Chouza v Martins and others [2021] EWHC 1669 (QB)

Steve Hill Ltd v Witham [2021] EWCA Civ 1312

Although very different cases on the facts, these two recent judgments show the risks involved in litigation. Chouza shows the danger that having heard the evidence, a judge might accept almost the entirety of a claimant’s case. Steve Hill Ltd shows how a significant change of circumstances can undermine the basis of a claim, even if it occurred after trial while an appeal was pending.

Chouza arose from a fatal road traffic accident. The deceased was a Spanish national and 50 at the time, leaving a wife and four children. He ran his own business in Spain, but this had run into difficulty and the deceased had commenced contracting for another company, Andeona, as an operator of a construction plant and an HGV driver. A claim for €995,601 in future financial dependency was advanced, the Defendant arguing for just a quarter of that, at €254,078. Mr Justice Martin Spencer concluded the dispute overwhelmingly in the Claimant’s favour, awarding €824,088. The way the evidence was resolved shows the difficulty a defendant can face in attacking contentions advanced by a claimant. For example, the Defendant argued that it was “unlikely in the extreme” that but for his death, Andeona would have paid the deceased €250 a day net as an employee. The judge found that he was “a hard-working man”, and found the evidence of the managing director, Ms Magdalena, persuasive, citing her statement that “I don’t know what the future would have held if the deceased had survived but we would have paid whatever it took to keep him on because he was such a valued contributor to the company.” Efforts by the Defendant’s counsel to challenge such evidence were wholly unsuccessful. The decision is also notable for the judge being persuaded to depart from the conventional dependency percentages of 75% / 66 % if no dependent children, on the basis that the deceased spent very little on himself, instead awarding 85% / 70%.
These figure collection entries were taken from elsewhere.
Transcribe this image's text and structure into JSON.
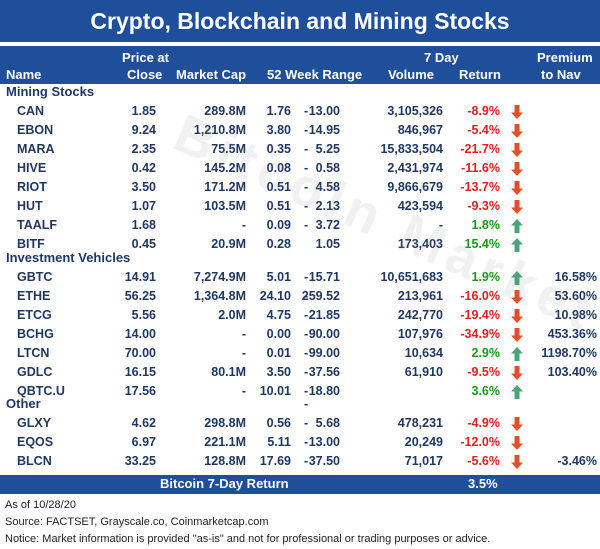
{
  "title": "Crypto, Blockchain and Mining Stocks",
  "headers": {
    "name": "Name",
    "price_line1": "Price at",
    "price_line2": "Close",
    "market_cap": "Market Cap",
    "range": "52 Week Range",
    "seven_day_line1": "7 Day",
    "volume": "Volume",
    "return": "Return",
    "premium_line1": "Premium",
    "premium_line2": "to Nav"
  },
  "sections": [
    {
      "label": "Mining Stocks",
      "rows": [
        {
          "name": "CAN",
          "price": "1.85",
          "mcap": "289.8M",
          "low": "1.76",
          "dash": "-",
          "high": "13.00",
          "volume": "3,105,326",
          "ret": "-8.9%",
          "dir": "down",
          "prem": ""
        },
        {
          "name": "EBON",
          "price": "9.24",
          "mcap": "1,210.8M",
          "low": "3.80",
          "dash": "-",
          "high": "14.95",
          "volume": "846,967",
          "ret": "-5.4%",
          "dir": "down",
          "prem": ""
        },
        {
          "name": "MARA",
          "price": "2.35",
          "mcap": "75.5M",
          "low": "0.35",
          "dash": "-",
          "high": "5.25",
          "volume": "15,833,504",
          "ret": "-21.7%",
          "dir": "down",
          "prem": ""
        },
        {
          "name": "HIVE",
          "price": "0.42",
          "mcap": "145.2M",
          "low": "0.08",
          "dash": "-",
          "high": "0.58",
          "volume": "2,431,974",
          "ret": "-11.6%",
          "dir": "down",
          "prem": ""
        },
        {
          "name": "RIOT",
          "price": "3.50",
          "mcap": "171.2M",
          "low": "0.51",
          "dash": "-",
          "high": "4.58",
          "volume": "9,866,679",
          "ret": "-13.7%",
          "dir": "down",
          "prem": ""
        },
        {
          "name": "HUT",
          "price": "1.07",
          "mcap": "103.5M",
          "low": "0.51",
          "dash": "-",
          "high": "2.13",
          "volume": "423,594",
          "ret": "-9.3%",
          "dir": "down",
          "prem": ""
        },
        {
          "name": "TAALF",
          "price": "1.68",
          "mcap": "-",
          "low": "0.09",
          "dash": "-",
          "high": "3.72",
          "volume": "-",
          "ret": "1.8%",
          "dir": "up",
          "prem": ""
        },
        {
          "name": "BITF",
          "price": "0.45",
          "mcap": "20.9M",
          "low": "0.28",
          "dash": "",
          "high": "1.05",
          "volume": "173,403",
          "ret": "15.4%",
          "dir": "up",
          "prem": ""
        }
      ]
    },
    {
      "label": "Investment Vehicles",
      "rows": [
        {
          "name": "GBTC",
          "price": "14.91",
          "mcap": "7,274.9M",
          "low": "5.01",
          "dash": "-",
          "high": "15.71",
          "volume": "10,651,683",
          "ret": "1.9%",
          "dir": "up",
          "prem": "16.58%"
        },
        {
          "name": "ETHE",
          "price": "56.25",
          "mcap": "1,364.8M",
          "low": "24.10",
          "dash": "-",
          "high": "259.52",
          "volume": "213,961",
          "ret": "-16.0%",
          "dir": "down",
          "prem": "53.60%"
        },
        {
          "name": "ETCG",
          "price": "5.56",
          "mcap": "2.0M",
          "low": "4.75",
          "dash": "-",
          "high": "21.85",
          "volume": "242,770",
          "ret": "-19.4%",
          "dir": "down",
          "prem": "10.98%"
        },
        {
          "name": "BCHG",
          "price": "14.00",
          "mcap": "-",
          "low": "0.00",
          "dash": "-",
          "high": "90.00",
          "volume": "107,976",
          "ret": "-34.9%",
          "dir": "down",
          "prem": "453.36%"
        },
        {
          "name": "LTCN",
          "price": "70.00",
          "mcap": "-",
          "low": "0.01",
          "dash": "-",
          "high": "99.00",
          "volume": "10,634",
          "ret": "2.9%",
          "dir": "up",
          "prem": "1198.70%"
        },
        {
          "name": "GDLC",
          "price": "16.15",
          "mcap": "80.1M",
          "low": "3.50",
          "dash": "-",
          "high": "37.56",
          "volume": "61,910",
          "ret": "-9.5%",
          "dir": "down",
          "prem": "103.40%"
        },
        {
          "name": "QBTC.U",
          "price": "17.56",
          "mcap": "-",
          "low": "10.01",
          "dash": "-",
          "high": "18.80",
          "volume": "",
          "ret": "3.6%",
          "dir": "up",
          "prem": ""
        }
      ]
    },
    {
      "label": "Other",
      "rows": [
        {
          "name": "GLXY",
          "price": "4.62",
          "mcap": "298.8M",
          "low": "0.56",
          "dash": "-",
          "high": "5.68",
          "volume": "478,231",
          "ret": "-4.9%",
          "dir": "down",
          "prem": ""
        },
        {
          "name": "EQOS",
          "price": "6.97",
          "mcap": "221.1M",
          "low": "5.11",
          "dash": "-",
          "high": "13.00",
          "volume": "20,249",
          "ret": "-12.0%",
          "dir": "down",
          "prem": ""
        },
        {
          "name": "BLCN",
          "price": "33.25",
          "mcap": "128.8M",
          "low": "17.69",
          "dash": "-",
          "high": "37.50",
          "volume": "71,017",
          "ret": "-5.6%",
          "dir": "down",
          "prem": "-3.46%"
        }
      ]
    }
  ],
  "other_dash": "-",
  "footer": {
    "label": "Bitcoin 7-Day Return",
    "value": "3.5%"
  },
  "notes": [
    "As of 10/28/20",
    "Source: FACTSET, Grayscale.co, Coinmarketcap.com",
    "Notice: Market information is provided \"as-is\" and not for professional or trading purposes or advice."
  ],
  "watermark": "Bitcoin Market News",
  "colors": {
    "header_bg": "#1f4e9a",
    "text": "#1f3864",
    "negative": "#e02020",
    "positive": "#1a9a1a",
    "arrow_down": "#e0502a",
    "arrow_up": "#4aa37a"
  }
}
Steve Hill Ltd concerned an appeal from an assessment of damages in a fatal mesothelioma claim. The deceased and his wife, a nurse, had fostered two children with special needs, and under the fostering agreement, one of them had to remain at home to look after the children, and the couple had determined that the deceased would do so. When the deceased became seriously ill, it was necessary for his wife, the Claimant in the action, to stop work. With his death she lost her full-time career. The judge found that it was the Claimant’s dependency on her husband which had been lost and valued that loss at the cost of the replacement care, i.e. the value of the services lost as a result of her husband’s death. The attack on this aspect of the decision on appeal was dismissed. The Appellant sought to argue that the true loss of the deceased’s services was to the children. Nicola Davies LJ observed that the Claimant had lost the benefit of the service her husband provided in caring for the children: “That being so, she can legitimately claim the cost of securing those services to enable her to place herself in the position she was prior to her husband’s death.” However, the appeal did succeed on a wholly new aspect of the case, namely that the award was erroneous in light of events since trial, as the children had subsequently been removed from the Claimant’s care. The Court of Appeal noted that although dependency was valued at the date of death, the continuance of dependency was an issue that was relevant to that valuation, and unsurprisingly considered that the factual matrix had fundamentally changed since the judgment. The approach set out in Ladd v Marshall [1954] 1 WLR 1489 was followed (the new evidence was credible, highly relevant to the outcome, and could not have been obtained with reasonable diligence prior to the trial). The Court of Appeal considered “To refuse to admit the evidence ‘would affront common sense, or a sense of justice’”, and the case was remitted to the trial judge for re-evaluation.